Rather uncommon is third-person, omniscient. The out-of-body delivery allows readers to be an onlooker as well. It opens the door for both author and reader to pass judgment on the actions of the subject. This perspective can exhibit shame or diffuse what would otherwise convey as conceit.
3. Will this end your career?
Tattletale memoirs are often the last successful book authors pen. Due in large part to the animosity conjured by opposing the accepted, these authors are subsequently dismissed as attention-seekers. Even when subsequent research and books uphold the tattletale’s version of the story, the damage is already done.

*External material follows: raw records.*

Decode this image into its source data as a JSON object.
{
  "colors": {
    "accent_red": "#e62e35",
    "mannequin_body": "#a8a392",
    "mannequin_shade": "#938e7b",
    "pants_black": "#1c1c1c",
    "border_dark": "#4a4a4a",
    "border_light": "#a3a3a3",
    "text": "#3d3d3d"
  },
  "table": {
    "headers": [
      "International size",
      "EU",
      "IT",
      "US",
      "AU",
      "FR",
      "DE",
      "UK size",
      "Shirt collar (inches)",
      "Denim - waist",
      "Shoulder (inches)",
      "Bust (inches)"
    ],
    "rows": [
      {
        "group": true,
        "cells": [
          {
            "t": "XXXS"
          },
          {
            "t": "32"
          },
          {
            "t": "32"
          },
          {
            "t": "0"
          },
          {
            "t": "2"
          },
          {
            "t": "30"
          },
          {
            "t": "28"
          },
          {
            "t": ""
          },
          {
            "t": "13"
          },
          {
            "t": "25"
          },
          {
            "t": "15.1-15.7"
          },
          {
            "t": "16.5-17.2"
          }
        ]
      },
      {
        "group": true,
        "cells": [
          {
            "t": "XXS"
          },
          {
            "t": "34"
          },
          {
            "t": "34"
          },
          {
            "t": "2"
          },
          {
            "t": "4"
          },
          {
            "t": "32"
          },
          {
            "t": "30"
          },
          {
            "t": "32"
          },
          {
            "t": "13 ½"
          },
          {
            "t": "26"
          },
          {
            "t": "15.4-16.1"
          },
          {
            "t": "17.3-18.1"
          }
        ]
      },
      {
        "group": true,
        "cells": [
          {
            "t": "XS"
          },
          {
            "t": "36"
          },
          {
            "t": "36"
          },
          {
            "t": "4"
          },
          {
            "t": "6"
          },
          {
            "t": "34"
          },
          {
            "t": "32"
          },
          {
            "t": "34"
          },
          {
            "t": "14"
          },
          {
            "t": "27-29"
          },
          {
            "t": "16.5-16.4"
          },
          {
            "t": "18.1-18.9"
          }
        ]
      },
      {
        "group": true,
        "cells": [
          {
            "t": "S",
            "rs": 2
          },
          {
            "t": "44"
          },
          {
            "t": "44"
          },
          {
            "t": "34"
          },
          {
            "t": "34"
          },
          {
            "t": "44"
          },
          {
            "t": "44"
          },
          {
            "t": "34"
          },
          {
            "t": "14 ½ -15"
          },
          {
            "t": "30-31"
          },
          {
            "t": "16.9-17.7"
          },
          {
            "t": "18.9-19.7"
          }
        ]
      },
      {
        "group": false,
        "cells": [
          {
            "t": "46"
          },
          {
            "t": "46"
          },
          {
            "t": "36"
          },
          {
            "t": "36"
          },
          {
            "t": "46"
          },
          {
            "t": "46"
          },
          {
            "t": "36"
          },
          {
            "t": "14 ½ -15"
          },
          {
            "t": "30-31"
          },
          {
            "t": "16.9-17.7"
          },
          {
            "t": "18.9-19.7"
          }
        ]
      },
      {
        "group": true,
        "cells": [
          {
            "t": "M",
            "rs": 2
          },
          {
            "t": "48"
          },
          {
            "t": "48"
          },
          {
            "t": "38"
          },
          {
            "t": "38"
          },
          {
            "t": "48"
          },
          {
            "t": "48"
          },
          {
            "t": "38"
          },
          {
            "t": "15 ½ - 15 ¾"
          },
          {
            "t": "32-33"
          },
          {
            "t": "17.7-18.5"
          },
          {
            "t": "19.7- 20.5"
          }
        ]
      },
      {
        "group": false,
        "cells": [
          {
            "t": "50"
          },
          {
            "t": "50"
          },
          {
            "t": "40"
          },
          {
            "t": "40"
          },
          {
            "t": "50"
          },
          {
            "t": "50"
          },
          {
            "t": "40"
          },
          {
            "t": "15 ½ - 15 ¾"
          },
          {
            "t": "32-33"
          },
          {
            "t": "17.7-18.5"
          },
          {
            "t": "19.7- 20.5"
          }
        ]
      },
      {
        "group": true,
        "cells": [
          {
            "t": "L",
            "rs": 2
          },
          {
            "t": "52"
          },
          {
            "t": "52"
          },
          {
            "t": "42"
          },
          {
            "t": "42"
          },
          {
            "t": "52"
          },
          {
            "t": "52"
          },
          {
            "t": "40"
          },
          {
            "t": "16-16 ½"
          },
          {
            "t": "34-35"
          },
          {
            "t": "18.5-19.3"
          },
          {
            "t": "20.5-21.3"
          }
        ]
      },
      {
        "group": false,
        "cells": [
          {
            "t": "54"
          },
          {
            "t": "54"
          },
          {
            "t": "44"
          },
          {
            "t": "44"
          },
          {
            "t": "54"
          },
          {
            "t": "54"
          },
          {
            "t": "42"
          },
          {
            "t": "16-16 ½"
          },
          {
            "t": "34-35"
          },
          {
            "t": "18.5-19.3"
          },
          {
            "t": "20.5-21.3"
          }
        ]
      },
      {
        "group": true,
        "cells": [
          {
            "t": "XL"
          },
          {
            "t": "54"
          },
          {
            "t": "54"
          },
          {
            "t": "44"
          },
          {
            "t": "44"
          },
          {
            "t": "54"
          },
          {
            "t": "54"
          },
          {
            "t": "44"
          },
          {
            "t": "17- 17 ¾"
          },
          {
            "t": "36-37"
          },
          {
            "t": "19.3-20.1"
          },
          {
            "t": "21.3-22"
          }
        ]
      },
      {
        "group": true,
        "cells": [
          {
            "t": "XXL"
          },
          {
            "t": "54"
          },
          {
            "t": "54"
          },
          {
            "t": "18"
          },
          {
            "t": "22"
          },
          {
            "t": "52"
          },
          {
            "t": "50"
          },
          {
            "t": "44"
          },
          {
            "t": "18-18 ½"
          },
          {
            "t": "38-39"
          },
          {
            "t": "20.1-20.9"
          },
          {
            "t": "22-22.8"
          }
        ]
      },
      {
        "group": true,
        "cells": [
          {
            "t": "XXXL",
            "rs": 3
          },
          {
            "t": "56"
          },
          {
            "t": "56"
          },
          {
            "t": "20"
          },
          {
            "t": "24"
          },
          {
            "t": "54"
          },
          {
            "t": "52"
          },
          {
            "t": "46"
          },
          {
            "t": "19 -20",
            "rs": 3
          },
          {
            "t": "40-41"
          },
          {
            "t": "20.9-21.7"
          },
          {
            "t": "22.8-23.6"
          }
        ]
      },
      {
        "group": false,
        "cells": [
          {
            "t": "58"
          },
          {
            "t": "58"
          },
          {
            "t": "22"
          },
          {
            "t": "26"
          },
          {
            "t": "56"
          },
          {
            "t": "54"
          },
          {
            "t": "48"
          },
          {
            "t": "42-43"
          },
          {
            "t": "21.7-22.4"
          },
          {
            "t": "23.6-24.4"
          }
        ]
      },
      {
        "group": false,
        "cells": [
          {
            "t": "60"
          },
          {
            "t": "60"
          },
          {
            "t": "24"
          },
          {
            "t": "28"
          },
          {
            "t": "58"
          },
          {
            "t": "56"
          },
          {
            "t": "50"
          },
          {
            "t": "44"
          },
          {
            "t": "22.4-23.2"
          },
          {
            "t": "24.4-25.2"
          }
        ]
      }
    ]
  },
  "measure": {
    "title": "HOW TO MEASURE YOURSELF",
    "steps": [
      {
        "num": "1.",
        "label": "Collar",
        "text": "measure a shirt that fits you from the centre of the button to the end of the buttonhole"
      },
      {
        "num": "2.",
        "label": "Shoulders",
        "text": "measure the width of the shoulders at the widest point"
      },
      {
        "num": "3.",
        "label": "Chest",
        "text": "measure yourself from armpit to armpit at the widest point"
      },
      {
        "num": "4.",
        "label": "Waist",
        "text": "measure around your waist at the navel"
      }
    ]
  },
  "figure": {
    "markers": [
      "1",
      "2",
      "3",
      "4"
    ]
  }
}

Although today’s memoir landscape is different, many readers still cling to the ideal memoirs should not be an ongoing income stream. Typically, Life and Times memoirs are about the entire life of the subject; ergo, once a memoir is written, the author’s life in the public limelight (should read important enough to draw a reader’s interest) is at a close.
4. Does it pass the sniff test?
As with fiction, a riveting story is a must. Remember our oatmeal eater? Did you put the eclectic contents of your blog into a book to make money? Does your book offer some value (humorous presentation, ethical lesson, philosophy for better living)? Is it a cohesive story or a rambling collection of tall tales someone found interesting and commented You should write a book!?
5. What do you want your memoir to accomplish?
This tricky question may need to be the first. If the main purpose of writing your memoir is to tell someone, it will fall into only one category:
A. Writing a memoir is cheaper than psychotherapy.
B. Someone can benefit from what I write.
If your answer is A, consider a diary or a blog. If your answer is B, you might just be a memoirist.
Have you ever considered writing a memoir? Have you read a memoir? Which type do you like the best?